A Brazzaville, la commission congolaise de lutte contre la corruption a pointé du doigt la gestion «déplorable» du Centre hospitalier et universitaire, notamment sur la cas des fonds consacrés à l'achat des antirétroviraux. (Crédits : Reuters)
Au Congo, la commission nationale de lutte contre la corruption, la fraude et la concussion vient de publier, la fin de la semaine dernière, son rapport sur les malversations financières dans le pays. L'institution dénonce de graves irrégularités dans la gestion financière. Des accusations qui viennent donner raison au Fonds monétaire international qui en avait déjà fait cas à l'issue d'une mission effectuée au Congo du 5 au 20 décembre 2017.

La gouvernance publique revient encore une fois au-devant de la scène au Congo. Dans un rapport sur l'état de la corruption dans le pays, la Commission nationale de lutte contre la corruption, la fraude et la concussion congolaise a pointé du doigt de graves dysfonctionnements dans la gestion des fonds publics destinés au paiement des bourses des étudiants et des pensions de retraite.

La commission a insisté également sur la gestion «déplorable» du Centre hospitalier et universitaire (CHU) de Brazzaville où elle a relevé des incohérences dans la gestion des fonds consacrés à l'achat des antirétroviraux. Dans son rapport, la Commission explique que la subvention de l'Etat n'est pas dépensée de manière équitable.

«Sur une subvention de 4,8 milliards par an, la part réservée à l'achat de médicaments représente à peine 0,4 %, soit un total 19,44 millions. Les gestionnaires du CHU n'observent pas les règles de l'orthodoxie financière. À titre d'exemple, la majorité des paiements au bénéfice des différents fournisseurs a été faite sans pièces comptables, c'est-à-dire sans pièces justificatives», a déclaré le président de la Commission, Lamyr Nguelé.

Présentant les résultats de l'enquête effectuée par la commission qu'il préside, celui-ci a confié que son équipe a passé au peigne fin les ressources publiques afin d'endiguer la corruption qui sévit dans l'administration publique depuis plusieurs années déjà.

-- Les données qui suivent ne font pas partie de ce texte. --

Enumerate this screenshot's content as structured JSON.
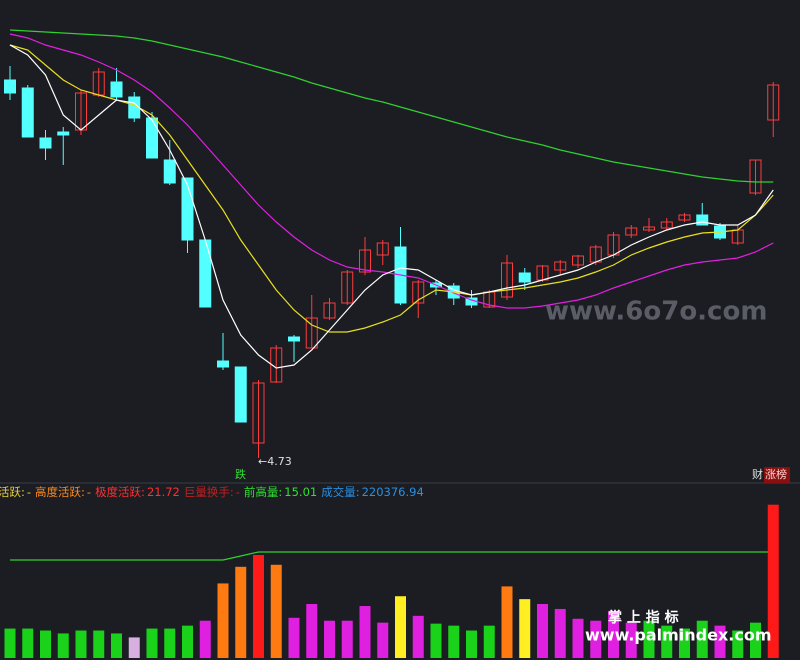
{
  "chart_data": [
    {
      "type": "candlestick",
      "ylim": [
        4.61,
        9.31
      ],
      "up_color": "#ff3c3c",
      "down_color": "#54ffff",
      "open": [
        8.51,
        8.43,
        7.93,
        7.99,
        8.01,
        8.36,
        8.49,
        8.34,
        8.13,
        7.71,
        7.53,
        6.91,
        5.7,
        5.64,
        4.88,
        5.49,
        5.94,
        5.83,
        6.13,
        6.28,
        6.59,
        6.76,
        6.84,
        6.28,
        6.48,
        6.45,
        6.33,
        6.24,
        6.34,
        6.58,
        6.51,
        6.61,
        6.66,
        6.69,
        6.76,
        6.96,
        7.01,
        7.03,
        7.11,
        7.16,
        7.05,
        6.88,
        7.38,
        8.11
      ],
      "high": [
        8.65,
        8.46,
        8.01,
        8.04,
        8.41,
        8.63,
        8.63,
        8.39,
        8.19,
        7.91,
        7.53,
        6.91,
        5.98,
        5.64,
        5.51,
        5.86,
        5.96,
        6.36,
        6.33,
        6.61,
        6.94,
        6.91,
        7.04,
        6.51,
        6.51,
        6.48,
        6.41,
        6.41,
        6.76,
        6.63,
        6.66,
        6.71,
        6.76,
        6.86,
        6.99,
        7.06,
        7.13,
        7.13,
        7.18,
        7.28,
        7.08,
        7.06,
        7.71,
        8.49
      ],
      "low": [
        8.31,
        7.94,
        7.71,
        7.66,
        7.96,
        8.34,
        8.31,
        8.09,
        7.73,
        7.46,
        6.78,
        6.24,
        5.61,
        5.09,
        4.73,
        5.48,
        5.69,
        5.83,
        6.11,
        6.26,
        6.56,
        6.66,
        6.26,
        6.13,
        6.36,
        6.26,
        6.23,
        6.23,
        6.31,
        6.41,
        6.49,
        6.56,
        6.63,
        6.66,
        6.73,
        6.93,
        6.99,
        7.01,
        7.09,
        7.06,
        6.91,
        6.86,
        7.36,
        7.94
      ],
      "close": [
        8.38,
        7.94,
        7.83,
        7.96,
        8.38,
        8.59,
        8.34,
        8.13,
        7.73,
        7.48,
        6.91,
        6.24,
        5.64,
        5.09,
        5.48,
        5.83,
        5.9,
        6.13,
        6.28,
        6.59,
        6.81,
        6.88,
        6.28,
        6.49,
        6.44,
        6.33,
        6.26,
        6.39,
        6.68,
        6.49,
        6.65,
        6.69,
        6.75,
        6.84,
        6.96,
        7.03,
        7.04,
        7.09,
        7.16,
        7.06,
        6.93,
        7.01,
        7.71,
        8.46
      ],
      "lines": [
        {
          "color": "#ffffff",
          "values": [
            8.86,
            8.76,
            8.56,
            8.16,
            8.01,
            8.16,
            8.31,
            8.28,
            8.11,
            7.81,
            7.46,
            6.91,
            6.31,
            5.96,
            5.76,
            5.63,
            5.66,
            5.81,
            6.01,
            6.21,
            6.41,
            6.56,
            6.63,
            6.61,
            6.51,
            6.41,
            6.36,
            6.39,
            6.43,
            6.46,
            6.51,
            6.56,
            6.61,
            6.69,
            6.76,
            6.86,
            6.94,
            7.01,
            7.06,
            7.09,
            7.06,
            7.06,
            7.16,
            7.41
          ]
        },
        {
          "color": "#e8e020",
          "values": [
            8.86,
            8.81,
            8.66,
            8.51,
            8.41,
            8.36,
            8.31,
            8.26,
            8.16,
            7.96,
            7.71,
            7.46,
            7.21,
            6.91,
            6.66,
            6.41,
            6.21,
            6.06,
            5.99,
            5.99,
            6.03,
            6.09,
            6.16,
            6.31,
            6.41,
            6.39,
            6.36,
            6.39,
            6.41,
            6.43,
            6.46,
            6.49,
            6.53,
            6.59,
            6.66,
            6.76,
            6.83,
            6.89,
            6.94,
            6.98,
            6.99,
            7.01,
            7.16,
            7.36
          ]
        },
        {
          "color": "#e020e0",
          "values": [
            8.97,
            8.93,
            8.86,
            8.81,
            8.76,
            8.69,
            8.61,
            8.51,
            8.39,
            8.23,
            8.06,
            7.86,
            7.66,
            7.46,
            7.26,
            7.09,
            6.94,
            6.81,
            6.71,
            6.64,
            6.61,
            6.59,
            6.56,
            6.53,
            6.46,
            6.38,
            6.31,
            6.26,
            6.23,
            6.23,
            6.25,
            6.28,
            6.31,
            6.36,
            6.43,
            6.49,
            6.55,
            6.61,
            6.66,
            6.69,
            6.71,
            6.73,
            6.79,
            6.88
          ]
        },
        {
          "color": "#30d030",
          "values": [
            9.01,
            9.0,
            8.99,
            8.98,
            8.97,
            8.96,
            8.95,
            8.93,
            8.9,
            8.86,
            8.82,
            8.78,
            8.74,
            8.69,
            8.64,
            8.59,
            8.54,
            8.48,
            8.43,
            8.38,
            8.33,
            8.29,
            8.24,
            8.19,
            8.14,
            8.09,
            8.04,
            7.99,
            7.94,
            7.9,
            7.86,
            7.81,
            7.77,
            7.73,
            7.69,
            7.66,
            7.63,
            7.6,
            7.57,
            7.54,
            7.52,
            7.5,
            7.49,
            7.49
          ]
        }
      ],
      "annotation": "←4.73",
      "signal_down": "跌",
      "signal_cai": "财",
      "signal_rank": "涨榜"
    },
    {
      "type": "bar",
      "ylim": [
        0,
        230000
      ],
      "values": [
        42300,
        42300,
        39500,
        35300,
        39500,
        39500,
        35300,
        29600,
        42300,
        42300,
        46500,
        53600,
        107200,
        131100,
        148100,
        134000,
        57800,
        77600,
        53600,
        53600,
        74700,
        50800,
        88800,
        60600,
        49400,
        46500,
        39500,
        46500,
        102900,
        84600,
        77600,
        70500,
        56400,
        53600,
        67700,
        50800,
        53600,
        46500,
        42300,
        53600,
        46500,
        39500,
        50800,
        220376.94
      ],
      "colors": [
        "#19d219",
        "#19d219",
        "#19d219",
        "#19d219",
        "#19d219",
        "#19d219",
        "#19d219",
        "#d8b0e0",
        "#19d219",
        "#19d219",
        "#19d219",
        "#e020e0",
        "#ff7a10",
        "#ff7a10",
        "#ff1a1a",
        "#ff7a10",
        "#e020e0",
        "#e020e0",
        "#e020e0",
        "#e020e0",
        "#e020e0",
        "#e020e0",
        "#ffee22",
        "#e020e0",
        "#19d219",
        "#19d219",
        "#19d219",
        "#19d219",
        "#ff7a10",
        "#ffee22",
        "#e020e0",
        "#e020e0",
        "#e020e0",
        "#e020e0",
        "#e020e0",
        "#e020e0",
        "#19d219",
        "#19d219",
        "#19d219",
        "#19d219",
        "#e020e0",
        "#19d219",
        "#19d219",
        "#ff1a1a"
      ],
      "ref_line": {
        "color": "#30d030",
        "values": [
          140900,
          140900,
          140900,
          140900,
          140900,
          140900,
          140900,
          140900,
          140900,
          140900,
          140900,
          140900,
          140900,
          146600,
          152400,
          152400,
          152400,
          152400,
          152400,
          152400,
          152400,
          152400,
          152400,
          152400,
          152400,
          152400,
          152400,
          152400,
          152400,
          152400,
          152400,
          152400,
          152400,
          152400,
          152400,
          152400,
          152400,
          152400,
          152400,
          152400,
          152400,
          152400,
          152400,
          152400
        ]
      },
      "indicators": [
        {
          "label": "活跃:",
          "value": "-",
          "color": "#e8d040"
        },
        {
          "label": "高度活跃:",
          "value": "-",
          "color": "#ff8a20"
        },
        {
          "label": "极度活跃:",
          "value": 21.72,
          "color": "#ff3030"
        },
        {
          "label": "巨量换手:",
          "value": "-",
          "color": "#c02020"
        },
        {
          "label": "前高量:",
          "value": 15.01,
          "color": "#30e030"
        },
        {
          "label": "成交量:",
          "value": 220376.94,
          "color": "#2a90e0"
        }
      ]
    }
  ],
  "watermarks": {
    "site": "www.6o7o.com",
    "brand": "掌 上 指 标",
    "url": "www.palmindex.com"
  }
}
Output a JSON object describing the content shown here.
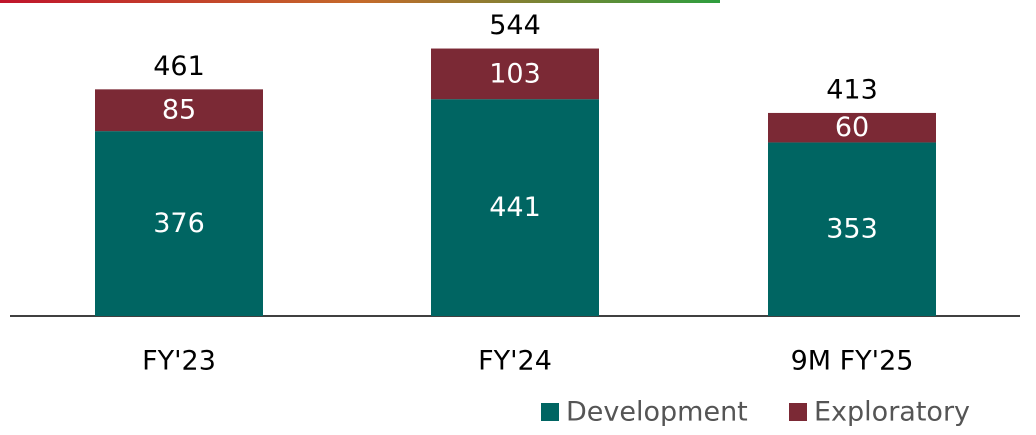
{
  "chart_data": {
    "type": "stacked_bar",
    "categories": [
      "FY'23",
      "FY'24",
      "9M FY'25"
    ],
    "series": [
      {
        "name": "Development",
        "color": "#006562",
        "values": [
          376,
          441,
          353
        ]
      },
      {
        "name": "Exploratory",
        "color": "#7b2935",
        "values": [
          85,
          103,
          60
        ]
      }
    ],
    "totals": [
      461,
      544,
      413
    ],
    "ylim": [
      0,
      600
    ],
    "legend": "bottom-right"
  }
}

Pour remédier aux dysfonctionnements qui sévissent au CHU de Brazzaville, la commission a suggéré au ministère congolais de la Santé d'effectuer l'audit de la dette de l'établissement et qui s'élève à plus de 8,3 milliards de francs CFA à la date du mois de mars dernier.

Concernant les boursiers congolais en France et à Cuba, la commission a sollicité les autorités de faire la lumière sur les cas des étudiants fictifs et de détournements de bourses afin d'élaborer un fichier unique entre l'Office de gestion des étudiants et stagiaires (OGES) et la paierie du Congo à Paris.

Aides contre réformes

Le rapport de la Commission nationale de lutte contre la corruption, la fraude et la concussion congolaise vient confirmer les conclusions du Fonds monétaire international (FMI) qui a déjà attiré l'attention des autorités du pays sur les dangers de ce fléau. «La faiblesse des organismes de lutte contre la corruption et des statistiques limite la mise en œuvre des lois et règlements, et augmentent les vulnérabilités économiques», peut-on lire dans la déclaration de la délégation du FMI qui a séjourné du 5 au 20 décembre 2017 à Brazzaville.

L'institution financière précise que les autorités congolaises devraient opérer des réformes immédiates en matière de gouvernance pour espérer un changement positif dans la gestion des ressources publiques. «Ces réformes devraient inclure la mise en place d'un ensemble d'organes indépendants de lutte contre la corruption, la déclaration d'actifs pour les hauts fonctionnaires, la mise en place et le renforcement de mécanismes de contrôle de certaines structures publiques, notamment les sociétés pétrolières publiques et les grands projets d'investissement», a conseillé Abdoul Aziz Wane, chef de la mission du FMI à Brazzaville.